It was a good plan, nearly a failsafe plan, to hit Chadron State Park pre-dawn to look for poorwills on the roads. What I hadn’t counted on was light rain, heavy fog, and a marathon. We did manage to see one common poorwill come up off the gravel, but when the sun came up and failed to come out, I urged breakfast and a museum visit to while away the rainy hours.
I hadn’t been to the Museum of the Fur Trade for many years, and was impressed by how well the many, many, many objects were displayed. I was less impressed, or at least less favorably impressed, by a short and placatory video claiming that the fur trade served to harmonize racial differences on the nineteenth-century frontier. But we saw some neat stuff, including, bizarrely enough, Haitian army surplus buttons once used in the trade.

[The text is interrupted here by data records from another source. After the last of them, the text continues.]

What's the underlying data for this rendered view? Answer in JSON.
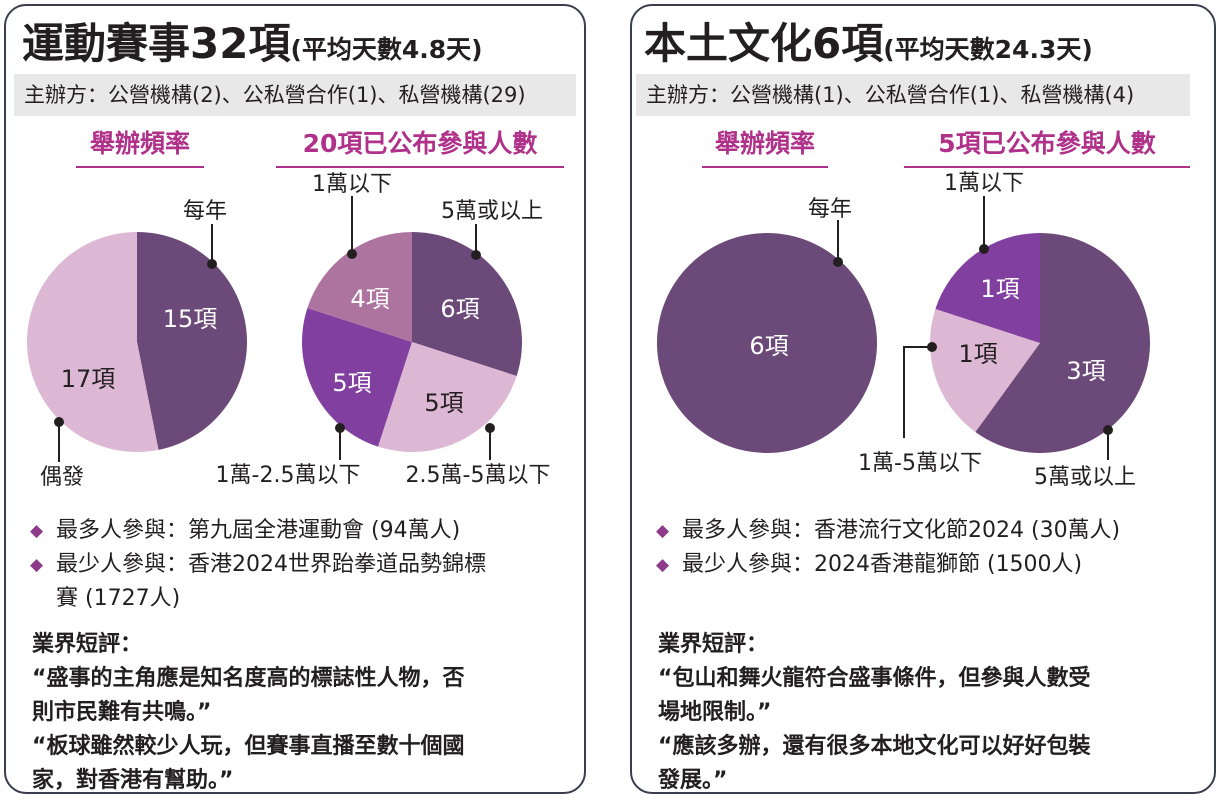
{
  "colors": {
    "purple_dark": "#6b4978",
    "lilac": "#ddb8d4",
    "violet": "#8140a0",
    "mauve": "#ad74a0",
    "accent": "#b0318a",
    "bullet": "#8e3a8a"
  },
  "left": {
    "title_main": "運動賽事32項",
    "title_sub": "(平均天數4.8天)",
    "organizer": "主辦方：公營機構(2)、公私營合作(1)、私營機構(29)",
    "chart1_heading": "舉辦頻率",
    "chart2_heading": "20項已公布參與人數",
    "bullets": [
      "最多人參與：第九屆全港運動會 (94萬人)",
      "最少人參與：香港2024世界跆拳道品勢錦標",
      "賽 (1727人)"
    ],
    "comments": [
      "業界短評：",
      "“盛事的主角應是知名度高的標誌性人物，否",
      "則市民難有共鳴。”",
      "“板球雖然較少人玩，但賽事直播至數十個國",
      "家，對香港有幫助。”"
    ]
  },
  "right": {
    "title_main": "本土文化6項",
    "title_sub": "(平均天數24.3天)",
    "organizer": "主辦方：公營機構(1)、公私營合作(1)、私營機構(4)",
    "chart1_heading": "舉辦頻率",
    "chart2_heading": "5項已公布參與人數",
    "bullets": [
      "最多人參與：香港流行文化節2024 (30萬人)",
      "最少人參與：2024香港龍獅節 (1500人)"
    ],
    "comments": [
      "業界短評：",
      "“包山和舞火龍符合盛事條件，但參與人數受",
      "場地限制。”",
      "“應該多辦，還有很多本地文化可以好好包裝",
      "發展。”"
    ]
  },
  "chart_data": [
    {
      "id": "sports-frequency",
      "type": "pie",
      "title": "舉辦頻率",
      "slices": [
        {
          "label": "每年",
          "value": 15,
          "value_label": "15項",
          "color": "#6b4978"
        },
        {
          "label": "偶發",
          "value": 17,
          "value_label": "17項",
          "color": "#ddb8d4"
        }
      ]
    },
    {
      "id": "sports-participants",
      "type": "pie",
      "title": "20項已公布參與人數",
      "slices": [
        {
          "label": "5萬或以上",
          "value": 6,
          "value_label": "6項",
          "color": "#6b4978"
        },
        {
          "label": "2.5萬-5萬以下",
          "value": 5,
          "value_label": "5項",
          "color": "#ddb8d4"
        },
        {
          "label": "1萬-2.5萬以下",
          "value": 5,
          "value_label": "5項",
          "color": "#8140a0"
        },
        {
          "label": "1萬以下",
          "value": 4,
          "value_label": "4項",
          "color": "#ad74a0"
        }
      ]
    },
    {
      "id": "culture-frequency",
      "type": "pie",
      "title": "舉辦頻率",
      "slices": [
        {
          "label": "每年",
          "value": 6,
          "value_label": "6項",
          "color": "#6b4978"
        }
      ]
    },
    {
      "id": "culture-participants",
      "type": "pie",
      "title": "5項已公布參與人數",
      "slices": [
        {
          "label": "5萬或以上",
          "value": 3,
          "value_label": "3項",
          "color": "#6b4978"
        },
        {
          "label": "1萬-5萬以下",
          "value": 1,
          "value_label": "1項",
          "color": "#ddb8d4"
        },
        {
          "label": "1萬以下",
          "value": 1,
          "value_label": "1項",
          "color": "#8140a0"
        }
      ]
    }
  ]
}
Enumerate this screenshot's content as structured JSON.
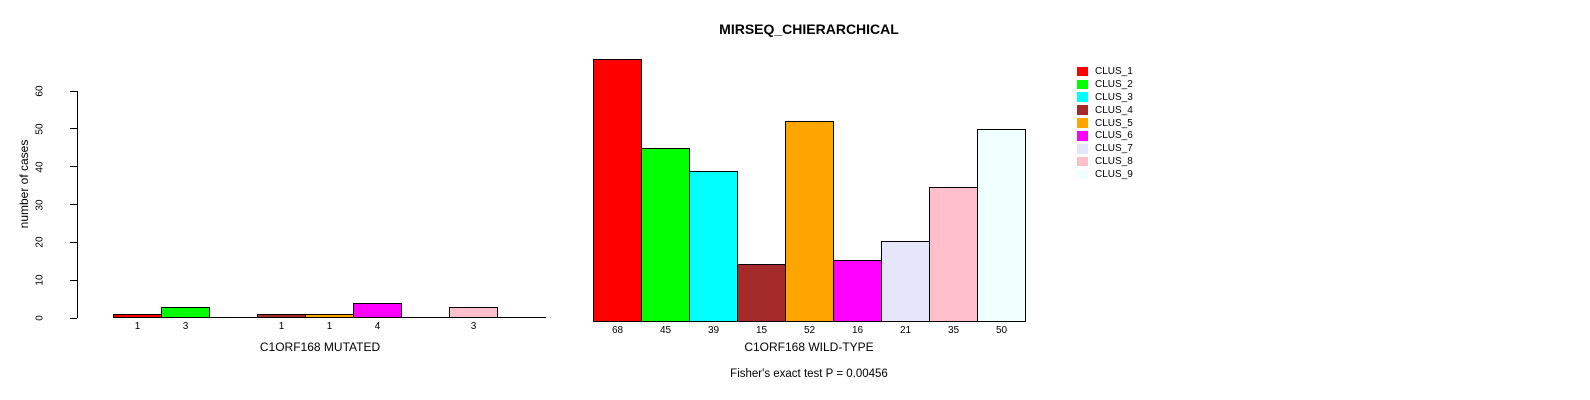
{
  "title": "MIRSEQ_CHIERARCHICAL",
  "subtitle": "Fisher's exact test P = 0.00456",
  "ylabel": "number of cases",
  "palette": [
    "#FF0000",
    "#00FF00",
    "#00FFFF",
    "#A52A2A",
    "#FFA500",
    "#FF00FF",
    "#E6E6FA",
    "#FFC0CB",
    "#F0FFFF"
  ],
  "legend": {
    "position": "right",
    "items": [
      {
        "label": "CLUS_1",
        "color": "#FF0000"
      },
      {
        "label": "CLUS_2",
        "color": "#00FF00"
      },
      {
        "label": "CLUS_3",
        "color": "#00FFFF"
      },
      {
        "label": "CLUS_4",
        "color": "#A52A2A"
      },
      {
        "label": "CLUS_5",
        "color": "#FFA500"
      },
      {
        "label": "CLUS_6",
        "color": "#FF00FF"
      },
      {
        "label": "CLUS_7",
        "color": "#E6E6FA"
      },
      {
        "label": "CLUS_8",
        "color": "#FFC0CB"
      },
      {
        "label": "CLUS_9",
        "color": "#F0FFFF"
      }
    ]
  },
  "chart_data": [
    {
      "type": "bar",
      "title": "MIRSEQ_CHIERARCHICAL",
      "xlabel": "C1ORF168 MUTATED",
      "ylabel": "number of cases",
      "categories": [
        "CLUS_1",
        "CLUS_2",
        "CLUS_3",
        "CLUS_4",
        "CLUS_5",
        "CLUS_6",
        "CLUS_7",
        "CLUS_8",
        "CLUS_9"
      ],
      "values": [
        1,
        3,
        0,
        1,
        1,
        4,
        0,
        3,
        0
      ],
      "bar_value_labels": [
        "1",
        "3",
        "",
        "1",
        "1",
        "4",
        "",
        "3",
        ""
      ],
      "ylim": [
        0,
        60
      ],
      "yticks": [
        0,
        10,
        20,
        30,
        40,
        50,
        60
      ],
      "grid": false,
      "annotation": "Fisher's exact test P = 0.00456"
    },
    {
      "type": "bar",
      "title": "MIRSEQ_CHIERARCHICAL",
      "xlabel": "C1ORF168 WILD-TYPE",
      "ylabel": "number of cases",
      "categories": [
        "CLUS_1",
        "CLUS_2",
        "CLUS_3",
        "CLUS_4",
        "CLUS_5",
        "CLUS_6",
        "CLUS_7",
        "CLUS_8",
        "CLUS_9"
      ],
      "values": [
        68,
        45,
        39,
        15,
        52,
        16,
        21,
        35,
        50
      ],
      "bar_value_labels": [
        "68",
        "45",
        "39",
        "15",
        "52",
        "16",
        "21",
        "35",
        "50"
      ],
      "ylim": [
        0,
        60
      ],
      "yticks": [
        0,
        10,
        20,
        30,
        40,
        50,
        60
      ],
      "grid": false,
      "annotation": "Fisher's exact test P = 0.00456"
    }
  ]
}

By the time we stepped out of the museum, the rain had stopped, and there were hints of blue above. We headed back to the state park, where the truly marathon marathon was still going on, dozens of pheidippidoids of various ages (mostly advanced) and physical conditions trudging the trails. All the same, we had good looks at mountain and eastern bluebirds, spotted towhees, red crossbills, pine siskins, a western tanager, hairy and downy woodpeckers, pygmy nuthatches, chipping and clay-colored sparrows, and other common species before deciding to head for lunch and a site even farther east.
Lunch at the J-Bar in Hay Springs was outstanding as usual, and the weather and the birds continued to smile on us as we moved on to Walgren Lake.
The roadsides were covered with vesper sparrows; scattered through the flocks were clay-colored, chipping, and Savannah sparrows, too, and one little assembly also included three blue grosbeaks. A scrubby ranch yard was watched over by a merlin, looking smug and chubby with sparrow on the breath.
By the time we arrived at the lake, skies were blue and spirits were high. A flock of a couple score ruddy ducks and a dozen western grebes was accompanied by a few eared grebes, a ring-necked duck, and a canvasback. Goodly flocks of barn swallows were passing through, and we finally got good looks at a bank swallow that hugged the far shore for several minutes. Three common nighthawks joined in the insect feast, while closer to the ground we saw more bluebirds, sparrows, Audubon’s warblers, another western tanager, and a slightly westerly Baltimore oriole.
We have an early morning to look forward to tomorrow, so I pushed us a bit to leave the lake and get back to Chadron. There was plenty of time, though, to stop at yet another prairie dog town for a scan — and for several minutes’ watching three burrowing owls bobbing out on the mounds. A full and varied day indeed.